Firearm: Taurus G3 TORO (MSRP: $449.65)
If you’ve been thinking about getting a red-dot ready pistol, but aren’t really sure if it’s a good fit, there are many options available that offer multiple optic compatibility. One of the more recent versions is the TORO lineup from Taurus, with both full size and compact models available. The full-size G3 we have today has a 4-inch barrel, offers up to 17+1 round capacity and weighs 24.8 ounces.
Let’s dive into the TORO part right off. There’s a standard cover plate that removes to reveal a milled slide with two sets of screw holes to accommodate a variety of optics. Four plates match up with Docter, RMR, C-More and DeltaPoint optics and those that share footprints. Three sets of screws are provided to attach your optic to the slide. Be aware on the screws, though, because they use tiny allen-head that are super easy to strip if you’re not careful. The plates are metal and contain a cutout that matches a raised section on the slide for positive engagement. It’s well done, and had Torx T10 screws been used I’d say this is perfect.
Striker-fired, the G3 has Taurus’ “second strike” capability, where the trigger can be pulled a second time on a round that fails to ignite. While it’s not a traditional double-action system like the Beretta 92, the second-strike feature is analogous – should the G3’s striker fail to ignite the round, the trigger can be pulled again, obviously with a heavier pull. Naturally, the standard tap-rack-assess failure drill can also be employed, and should be second-nature if you practice with a standard striker-fired pistol.
While the G3 is considered full size compared to the G3C, it’s really more of a mid-size or even compact – the flush fit magazine holds 15 rounds, which allows all three fingers of the firing hand to contact the grip, but just barely for those with larger hands.
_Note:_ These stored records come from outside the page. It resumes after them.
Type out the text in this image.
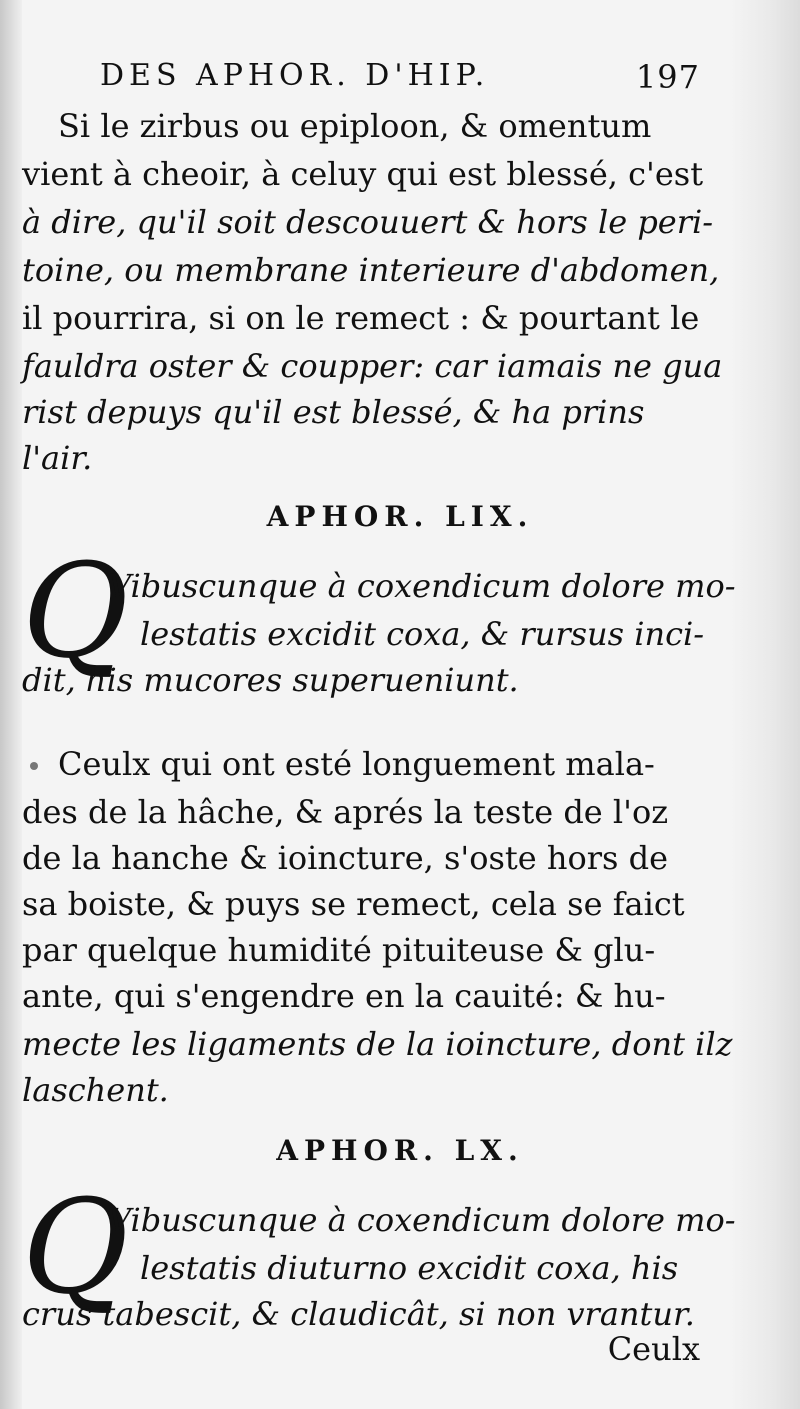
DES APHOR. D'HIP.	197
Si le zirbus ou epiploon, & omentum
vient à cheoir, à celuy qui est blessé, c'est
à dire, qu'il soit descouuert & hors le peri-
toine, ou membrane interieure d'abdomen,
il pourrira, si on le remect : & pourtant le
fauldra oster & coupper: car iamais ne gua
rist depuys qu'il est blessé, & ha prins
l'air.
APHOR. LIX.
Q
Vibuscunque à coxendicum dolore mo-
lestatis excidit coxa, & rursus inci-
dit, his mucores superueniunt.
Ceulx qui ont esté longuement mala-
des de la hâche, & aprés la teste de l'oz
de la hanche & ioincture, s'oste hors de
sa boiste, & puys se remect, cela se faict
par quelque humidité pituiteuse & glu-
ante, qui s'engendre en la cauité: & hu-
mecte les ligaments de la ioincture, dont ilz
laschent.
APHOR. LX.
Q
Vibuscunque à coxendicum dolore mo-
lestatis diuturno excidit coxa, his
crus tabescit, & claudicât, si non vrantur.
Ceulx
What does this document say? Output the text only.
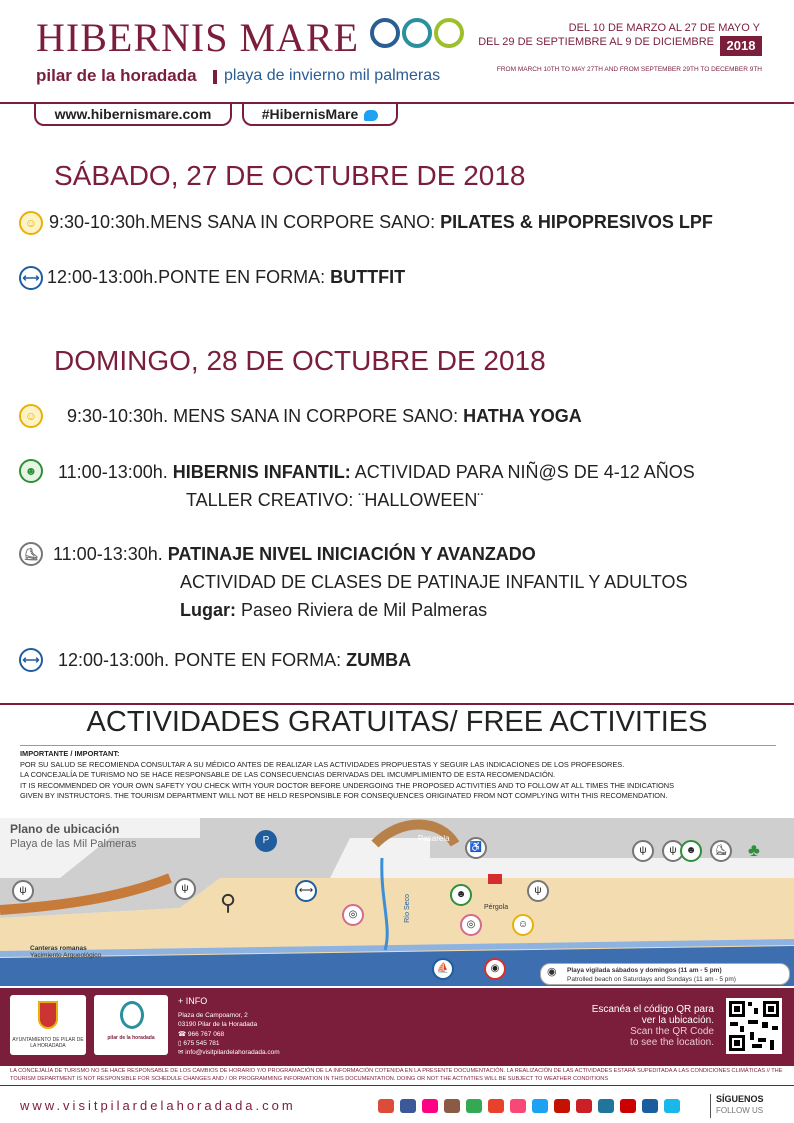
HIBERNIS MARE
pilar de la horadada playa de invierno mil palmeras
DEL 10 DE MARZO AL 27 DE MAYO Y
DEL 29 DE SEPTIEMBRE AL 9 DE DICIEMBRE 2018
FROM MARCH 10TH TO MAY 27TH AND FROM SEPTEMBER 29TH TO DECEMBER 9TH
www.hibernismare.com	#HibernisMare
SÁBADO, 27 DE OCTUBRE DE 2018
☺ 9:30-10:30h.MENS SANA IN CORPORE SANO: PILATES & HIPOPRESIVOS LPF
⟷ 12:00-13:00h.PONTE EN FORMA: BUTTFIT
DOMINGO, 28 DE OCTUBRE DE 2018
☺	9:30-10:30h. MENS SANA IN CORPORE SANO: HATHA YOGA
☻	11:00-13:00h. HIBERNIS INFANTIL: ACTIVIDAD PARA NIÑ@S DE 4-12 AÑOS
TALLER CREATIVO: ¨HALLOWEEN¨
⛸ 11:00-13:30h. PATINAJE NIVEL INICIACIÓN Y AVANZADO
ACTIVIDAD DE CLASES DE PATINAJE INFANTIL Y ADULTOS
Lugar: Paseo Riviera de Mil Palmeras
⟷ 12:00-13:00h. PONTE EN FORMA: ZUMBA
ACTIVIDADES GRATUITAS/ FREE ACTIVITIES

IMPORTANTE / IMPORTANT:

POR SU SALUD SE RECOMIENDA CONSULTAR A SU MÉDICO ANTES DE REALIZAR LAS ACTIVIDADES PROPUESTAS Y SEGUIR LAS INDICACIONES DE LOS PROFESORES.

LA CONCEJALÍA DE TURISMO NO SE HACE RESPONSABLE DE LAS CONSECUENCIAS DERIVADAS DEL IMCUMPLIMIENTO DE ESTA RECOMENDACIÓN.

IT IS RECOMMENDED OR YOUR OWN SAFETY YOU CHECK WITH YOUR DOCTOR BEFORE UNDERGOING THE PROPOSED ACTIVITIES AND TO FOLLOW AT ALL TIMES THE INDICATIONS

GIVEN BY INSTRUCTORS. THE TOURISM DEPARTMENT WILL NOT BE HELD RESPONSIBLE FOR CONSEQUENCES ORIGINATED FROM NOT COMPLYING WITH THIS RECOMENDATION.

Plano de ubicación
Playa de las Mil Palmeras	Pasarela
Río Seco	Pérgola
P
♿	ψ	ψ ☻	⛸ ♣
ψ	ψ
⚲	⟷
◎
☻
◎
ψ
☺
⛵	◉
Canteras romanas
Yacimiento Arqueológico
◉ Playa vigilada sábados y domingos (11 am - 5 pm)
Patrolled beach on Saturdays and Sundays (11 am - 5 pm)
AYUNTAMIENTO DE PILAR DE LA HORADADA
pilar de la horadada
+ INFO
Plaza de Campoamor, 2
03190 Pilar de la Horadada
☎ 966 767 068
▯ 675 545 781
✉ info@visitpilardelahoradada.com
Escanéa el código QR para
ver la ubicación.
Scan the QR Code
to see the location.
LA CONCEJALÍA DE TURISMO NO SE HACE RESPONSABLE DE LOS CAMBIOS DE HORARIO Y/O PROGRAMACIÓN DE LA INFORMACIÓN COTENIDA EN LA PRESENTE DOCUMENTACIÓN. LA REALIZACIÓN DE LAS ACTIVIDADES ESTARÁ SUPEDITADA A LAS CONDICIONES CLIMÁTICAS // THE TOURISM DEPARTMENT IS NOT RESPONSIBLE FOR SCHEDULE CHANGES AND / OR PROGRAMMING INFORMATION IN THIS DOCUMENTATION. DOING OR NOT THE ACTIVITIES WILL BE SUBJECT TO WEATHER CONDITIONS
www.visitpilardelahoradada.com	SÍGUENOS
FOLLOW US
The 17-round magazine extends slightly and has a sleeve that allows full support for the strong-hand pinkie finger regardless of hand size. It’s more in line, size-wise, with the M&P Compact or G19, so it’s definitely suitable for concealed-carry.
Holster: Kinetic Concealment Combo Kit (MSRP: $86.95)
We were pleasantly surprised to find offerings from Kinetic Concealment for the Taurus G3. It can often be challenging to find a fit for a pistol that’s not a Glock, M&P or P320, and often entails a bit of internet sleuthing (and begging) to find options. The Combo Kit from Kinetic Concealment offers the same leather/kydex hybrid for both inside- and outside the waistband and is available for the Taurus G3, G3C and their optics-ready counterparts.
Converting the Combo from inside- to outside-the-waistband or the reverse simply requires removing four screws and attaching the kydex shell to the intended leather backer. The outside-the-waistband backer is minimalist and keeps the unit tight to the body, while the inside-the-waistband backer contains a sweatguard and clips that allow the unit to be tucked in. It’s a lot of utility for the money.
Optic: Bushnell RXS-100 (MSRP: $99.99)
I’ve got to say, the Bushnell RXS-100 red-dot sight was a big surprise. When you see an MSRP less than $100, let’s just say you don’t have the highest of expectations. That, however, was not the case with the RXS-100 – it has a crisp 4-MOA dot, aluminum housing and top-mounted battery access, all features you’d expect on a dot two to three times that price. There’s even a Picatinny rail mount for the RXS-100 should you want to put it on a carbine or shotgun.
The RXS-100 uses the Leupold DeltaPoint Pro footprint to mount to slides, so getting it installed should be relatively straightforward. It has 8 brightness settings controlled by easy-to-access controls, runs on a single CR2032 battery and has a claimed battery life of 5,000 hours on setting 5. Since the battery sits in a slot on the side of the RXS-100, there’s no need to remove the unit to change the battery. All for less than $100!